A Declaração das Nações Unidas sobre o Direito e a Responsabilidade dos Indivíduos, Grupos ou Órgãos da Sociedade de Promover e Proteger os Direitos Humanos e Liberdades Fundamentais Universalmente Reconhecidos, também conhecida como Declaração sobre os Defensores dos Direitos Humanos (1998), afirma ainda que os defensores dos direitos humanos, tal como os outros cidadãos, têm direito à liberdade de expressão, associação e reunião. A Declaração estabelece que lhes deve ser concedida a liberdade de exercerem legalmente a sua ocupação ou profissão, bem como a proteção efectiva das leis nacionais para se oporem, por meios pacíficos, a actos ou omissões imputáveis ao Estado que resultem em violações dos direitos humanos.
A detenção, o julgamento sumário e a condenação dos quatro activistas violam os direitos consagrados e as liberdades fundamentais acima referidos. Para desempenharem as suas funções de defesa do Estado de direito, da igualdade e do respeito pelos direitos e liberdades fundamentais, os defensores dos direitos humanos em Angola devem poder realizar o seu trabalho e a sua defesa num ambiente seguro e propício, sem receio de assédio, criminalização, ameaças ou actos de intimidação.
Apelo urgente
Tendo em conta a gravidade da situação acima descrita, solicitamos aos vossos honoráveis mandatos que lancem um apelo urgente às autoridades angolanas para que
– Perdoem e libertem Adolfo Campos, Gildo da Silva Moreira, Hermenegildo André e Abrão Pedro Santos na sequência do seu julgamento e condenação ilegais por terem exercido os seus direitos à liberdade de reunião pacífica, associação e expressão.
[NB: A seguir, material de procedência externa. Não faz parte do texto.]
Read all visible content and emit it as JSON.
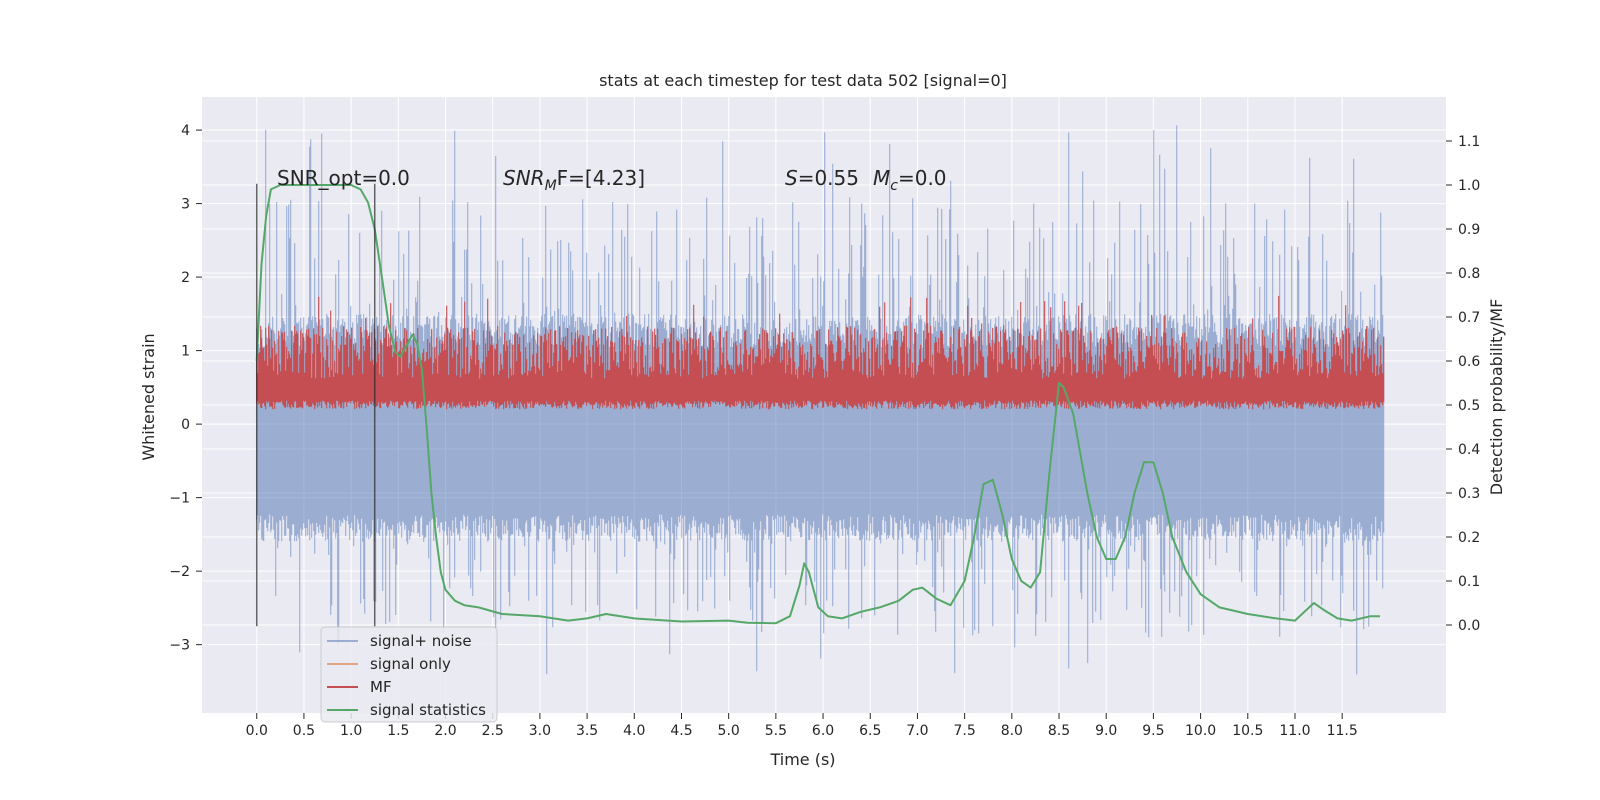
{
  "chart_data": {
    "type": "line",
    "title": "stats at each timestep for test data 502 [signal=0]",
    "xlabel": "Time (s)",
    "ylabel_left": "Whitened strain",
    "ylabel_right": "Detection probability/MF",
    "xlim": [
      -0.58,
      12.6
    ],
    "ylim_left": [
      -3.93,
      4.45
    ],
    "ylim_right": [
      -0.2,
      1.2
    ],
    "x_ticks": [
      "0.0",
      "0.5",
      "1.0",
      "1.5",
      "2.0",
      "2.5",
      "3.0",
      "3.5",
      "4.0",
      "4.5",
      "5.0",
      "5.5",
      "6.0",
      "6.5",
      "7.0",
      "7.5",
      "8.0",
      "8.5",
      "9.0",
      "9.5",
      "10.0",
      "10.5",
      "11.0",
      "11.5"
    ],
    "y_ticks_left": [
      "4",
      "3",
      "2",
      "1",
      "0",
      "−1",
      "−2",
      "−3"
    ],
    "y_ticks_right": [
      "1.1",
      "1.0",
      "0.9",
      "0.8",
      "0.7",
      "0.6",
      "0.5",
      "0.4",
      "0.3",
      "0.2",
      "0.1",
      "0.0"
    ],
    "grid": true,
    "legend_position": "lower-left",
    "colors": {
      "background": "#eaeaf2",
      "grid": "#ffffff",
      "signal_noise": "#4c72b0",
      "signal_only": "#dd8452",
      "mf": "#c44e52",
      "statistics": "#55a868",
      "vline": "#262626"
    },
    "annotations": {
      "snr_opt": "SNR_opt=0.0",
      "snr_mf_main": "SNR",
      "snr_mf_sub": "M",
      "snr_mf_rest": "F=[4.23]",
      "s_label": "S",
      "s_value": "=0.55",
      "mc_label": "M",
      "mc_sub": "c",
      "mc_value": "=0.0"
    },
    "vertical_lines": [
      0.0,
      1.25
    ],
    "series": [
      {
        "name": "signal+ noise",
        "axis": "left",
        "kind": "noise",
        "x_range": [
          0.0,
          11.95
        ],
        "typical_range": [
          -1.6,
          1.5
        ],
        "extreme_range": [
          -3.5,
          4.1
        ]
      },
      {
        "name": "signal only",
        "axis": "left",
        "values": []
      },
      {
        "name": "MF",
        "axis": "right",
        "kind": "noise",
        "x_range": [
          0.0,
          11.95
        ],
        "typical_range": [
          0.5,
          0.68
        ],
        "extreme_range": [
          0.49,
          0.75
        ]
      },
      {
        "name": "signal statistics",
        "axis": "right",
        "points": [
          [
            0.0,
            0.6
          ],
          [
            0.05,
            0.82
          ],
          [
            0.1,
            0.93
          ],
          [
            0.15,
            0.99
          ],
          [
            0.25,
            1.0
          ],
          [
            0.5,
            1.0
          ],
          [
            0.8,
            1.0
          ],
          [
            1.0,
            1.0
          ],
          [
            1.1,
            0.99
          ],
          [
            1.18,
            0.96
          ],
          [
            1.25,
            0.9
          ],
          [
            1.32,
            0.8
          ],
          [
            1.4,
            0.68
          ],
          [
            1.47,
            0.62
          ],
          [
            1.52,
            0.61
          ],
          [
            1.6,
            0.64
          ],
          [
            1.65,
            0.66
          ],
          [
            1.7,
            0.64
          ],
          [
            1.75,
            0.58
          ],
          [
            1.8,
            0.45
          ],
          [
            1.85,
            0.3
          ],
          [
            1.9,
            0.2
          ],
          [
            1.95,
            0.12
          ],
          [
            2.0,
            0.08
          ],
          [
            2.1,
            0.055
          ],
          [
            2.2,
            0.045
          ],
          [
            2.35,
            0.04
          ],
          [
            2.6,
            0.025
          ],
          [
            3.0,
            0.02
          ],
          [
            3.3,
            0.01
          ],
          [
            3.5,
            0.015
          ],
          [
            3.7,
            0.025
          ],
          [
            4.0,
            0.015
          ],
          [
            4.5,
            0.008
          ],
          [
            5.0,
            0.01
          ],
          [
            5.2,
            0.005
          ],
          [
            5.5,
            0.004
          ],
          [
            5.65,
            0.02
          ],
          [
            5.75,
            0.09
          ],
          [
            5.8,
            0.14
          ],
          [
            5.85,
            0.12
          ],
          [
            5.95,
            0.04
          ],
          [
            6.05,
            0.02
          ],
          [
            6.2,
            0.015
          ],
          [
            6.4,
            0.03
          ],
          [
            6.6,
            0.04
          ],
          [
            6.8,
            0.055
          ],
          [
            6.95,
            0.08
          ],
          [
            7.05,
            0.085
          ],
          [
            7.2,
            0.06
          ],
          [
            7.35,
            0.045
          ],
          [
            7.5,
            0.1
          ],
          [
            7.6,
            0.2
          ],
          [
            7.7,
            0.32
          ],
          [
            7.8,
            0.33
          ],
          [
            7.9,
            0.25
          ],
          [
            8.0,
            0.15
          ],
          [
            8.1,
            0.1
          ],
          [
            8.2,
            0.085
          ],
          [
            8.3,
            0.12
          ],
          [
            8.4,
            0.35
          ],
          [
            8.5,
            0.55
          ],
          [
            8.55,
            0.54
          ],
          [
            8.65,
            0.48
          ],
          [
            8.8,
            0.3
          ],
          [
            8.9,
            0.2
          ],
          [
            9.0,
            0.15
          ],
          [
            9.1,
            0.15
          ],
          [
            9.2,
            0.2
          ],
          [
            9.3,
            0.3
          ],
          [
            9.4,
            0.37
          ],
          [
            9.5,
            0.37
          ],
          [
            9.6,
            0.3
          ],
          [
            9.7,
            0.2
          ],
          [
            9.85,
            0.12
          ],
          [
            10.0,
            0.07
          ],
          [
            10.2,
            0.04
          ],
          [
            10.5,
            0.025
          ],
          [
            10.8,
            0.015
          ],
          [
            11.0,
            0.01
          ],
          [
            11.1,
            0.03
          ],
          [
            11.2,
            0.05
          ],
          [
            11.3,
            0.035
          ],
          [
            11.45,
            0.015
          ],
          [
            11.6,
            0.01
          ],
          [
            11.8,
            0.02
          ],
          [
            11.9,
            0.02
          ]
        ]
      }
    ]
  }
}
– Abster-se de acções que possam constituir assédio, perseguição ou interferência indevida no trabalho dos defensores dos direitos humanos, nomeadamente através de assédio judicial.
– Tomar medidas imediatas para assegurar a existência de salvaguardas suficientes, tanto na lei como na prática, para garantir a plena independência e segurança dos defensores dos direitos humanos, bem como a sua proteção efectiva contra qualquer forma de retaliação relacionada com a sua atividade profissional.
– Tomar medidas imediatas para garantir a segurança e a proteção dos defensores dos direitos humanos em Angola, assegurando um ambiente seguro e propício ao seu trabalho, sem receio de represálias ou intimidações.
Agradecemos antecipadamente a vossa assistência urgente.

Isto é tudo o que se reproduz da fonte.